Purdah and Polygamy: Life in an Indian Muslim Household, published in 1944 by Hosali Press, Bangalore, is the story of three generations of a purdah-practising Muslim household at Dilkusha. Revolving around the complex lives of the polygamous protagonist, Kabeer, his father Umar who died early, his dictatorial mother and the family matriarch, Zuhra, his four wives, Nazni, Munira, Maghbool and Noorjahan and his progressive son Akram, the novel brings out the miseries of women in the zenana and the asymmetrical treatment given to them depending upon the social class they come from. Men in the novel hold varied opinions about women, ranging from the repressiveness of Kabeer's father Umar and the helplessness of Nazni's father Doulath Khan to the progressive views of Nazni's brother and her son Akram, who disapprove of Kabeer's polygamous nature. Maghbool, the third wife of Kabeer, is the only woman in Dilkusha who comes close to the image of New Muslim Woman,' one who is compassionate and economically liberated. The novel ends with Kabeer's miserable death, followed by the death of his mother Zuhra, Maghbool's exit from Dilkusha, and Nazni's taking over of the coveted position in the zenana, vacated by Zuhra. The novel makes a valuable intervention in discourses on the Muslim 'woman's question' in colonial India
lqbalunnisa Hussain (1897-1954) was an educationist, a social reformer, and a writer. Born in Mysore, Hussain grew up to be a life-long crusader for Muslim women's rights. Author of Changing India: A Muslim Woman Speaks (1940), and Purdah and Polygamy: Life in a Muslim Household (1944), Hussain exposed the absolute necessity of foregrounding women's specificity in place of treating them as emblems of community and nation's identity.

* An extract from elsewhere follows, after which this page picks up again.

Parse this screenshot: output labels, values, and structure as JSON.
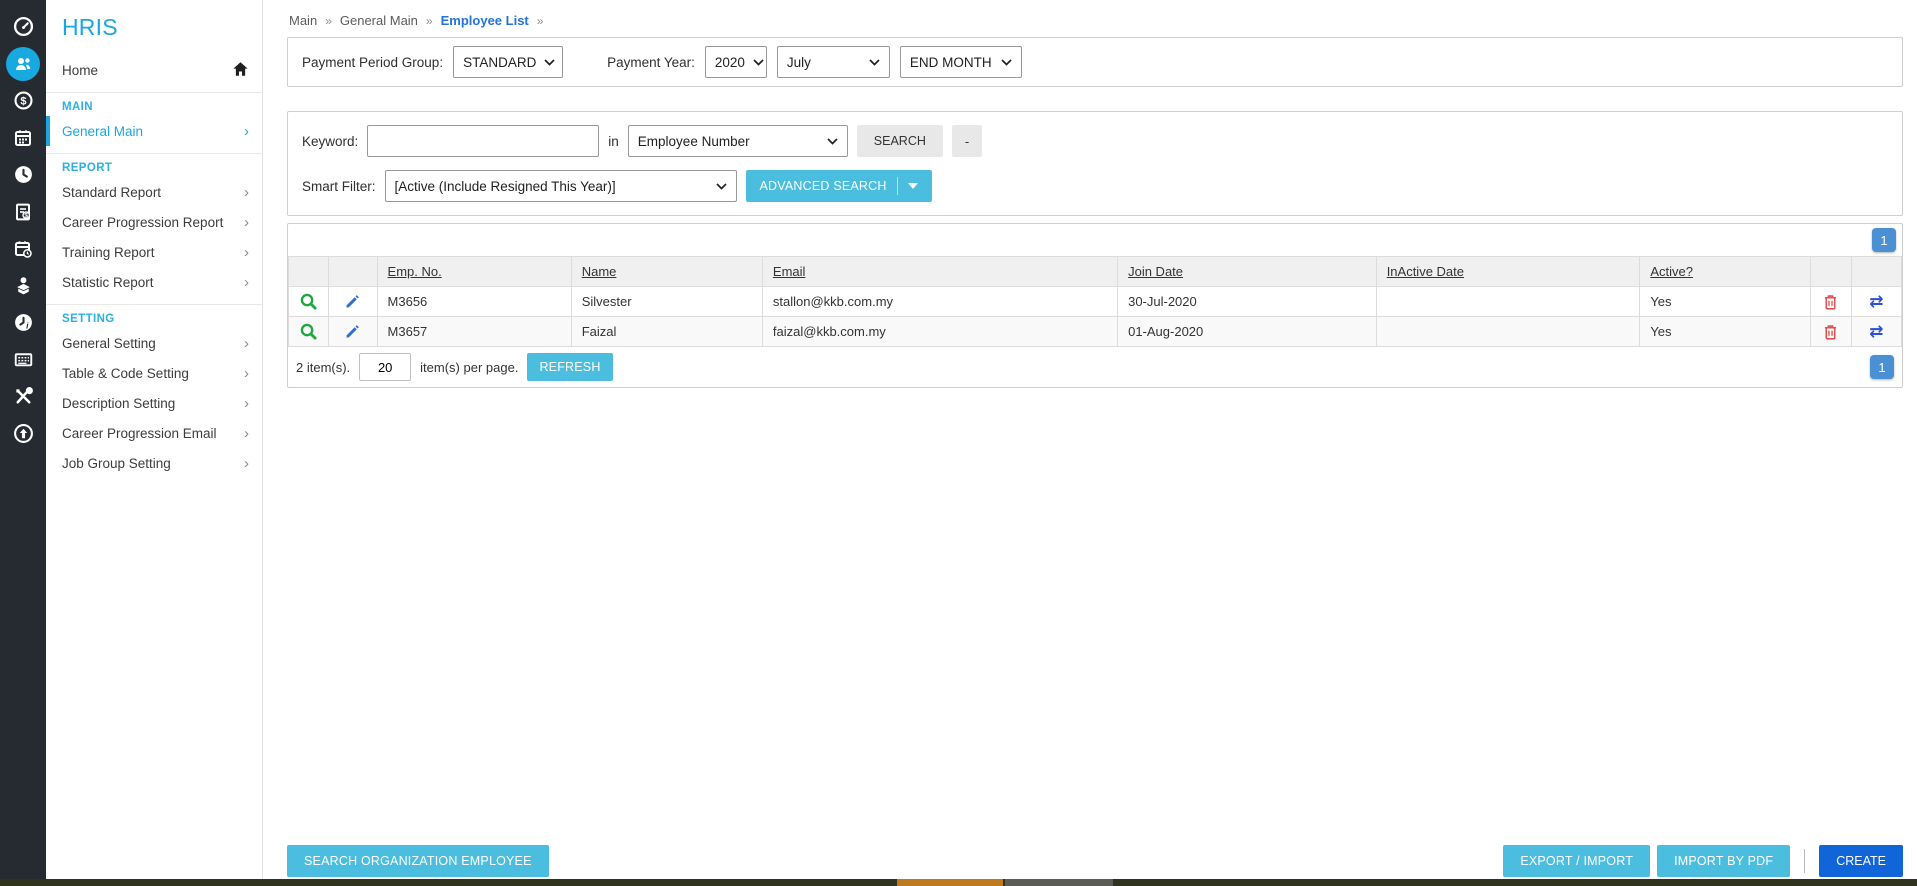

Nishat Zaidi (b. 1972) is Professor in the Department of English, Jamia Millia Islamia, New Delhi. Her publications include Between Worlds: The Travels of Yusuf Kambalposh (OUP, New Delhi, with Mushirul Hasan), Makers of Indian Literature: AghaShahidAli(Sahitya Akademi, New Delhi) and A Voyage to Modernism: Syed Ahmed Khan, (Primus, New Delhi with Mushirul Hasan).
Though by an author little known to fame, there is hardly a novel published in India and dealing with Indian life in any of its myriad phases and aspects which, in my opinion, has a better claim to become famous than Mrs. Iqbalunnisa Hussain's Purdah and Polygamy. Without exaggeration I can hail her as the Jane Austen of India. She deals with the ordinary, the familiar, not with the romantic and heroic. It is by deft-touches, each minute in itself, but together constituting life and reality, that she wins first the attention and finally the heart of the reader. Observation, analysis, a penetrating insight into the working of the minds of the men and women of the mercantile class of the Muslim community in India, the fervour of a moral and social purpose which sometimes leads her to didactic outpourings, and above all, the painter's gift of portraiture that brings out the very soul of the persons figured-these and other graces have given to us a novel in which all the characters, and more especially the women, live and move before our eyes true to life, simple, natural, unsophisticated, intimate. The women depicted are not types but flesh and blood, individuals, particular, vivid, full of vitality and each an attraction in her own special way. I read the book at one stretch from cover to cover. For it was no task but an irresistible pleasure.
I sent it to some of my literary friends for their unbiased opinion without letting them know a word about the author or my interest in her who, I recently discovered, was one that I had helped in her educational career. Mr. Bezwada Gopala Reddi, a Tagorean with an established standing in Telugu literature, writes thus :-
"Her maiden effort at novel writing is quite a success. The book gives an insight into a Muslim's life within walls, which is a sealed book to most of us. She knows where the shoe pinches and has given expression to her agony through this book." I would say that it is better than an agony. It is all analysis which is intellectually convincing as well as emotionally stirring.
The same thought has struck both Mr. Gopala Reddi and myself regarding the psychological affinity between the Hindu and the Muslim women. As Mr. Gopala Reddi says-"The surface variety need not deceive us about the substratum unity." Hindu readers of this book will realise, perhaps for the first time, how close to their women in heart, soul, thoughts, feelings and aspirations, earthly as well as heavenly, the Muslim women are. After all, they are the daughters of the same race. It is more easy to change one's religion than to change one's life. As I read of the joys and sorrows of the women portrayed in this novel, it was borne in upon me that not merely in their lives but in many of their customs, manners and superstitions, they were own sisters to Hindus. The trials and tribulations through which a Muslim daughter, wife or widow passes, her hopes and fears, the social inhibitions which suppress her personality, are hardly different from those that affect the Hindus of the same sex. In submissiveness, in the spirit of resignation, and many other traits of passivity and self-abnegation, differences in religion do not seem to have led to diversity in conduct and character.
I may be wrong but it strikes me that the Muslim men have diverged from the Hindu racial type to a far greater extent than Muslim women.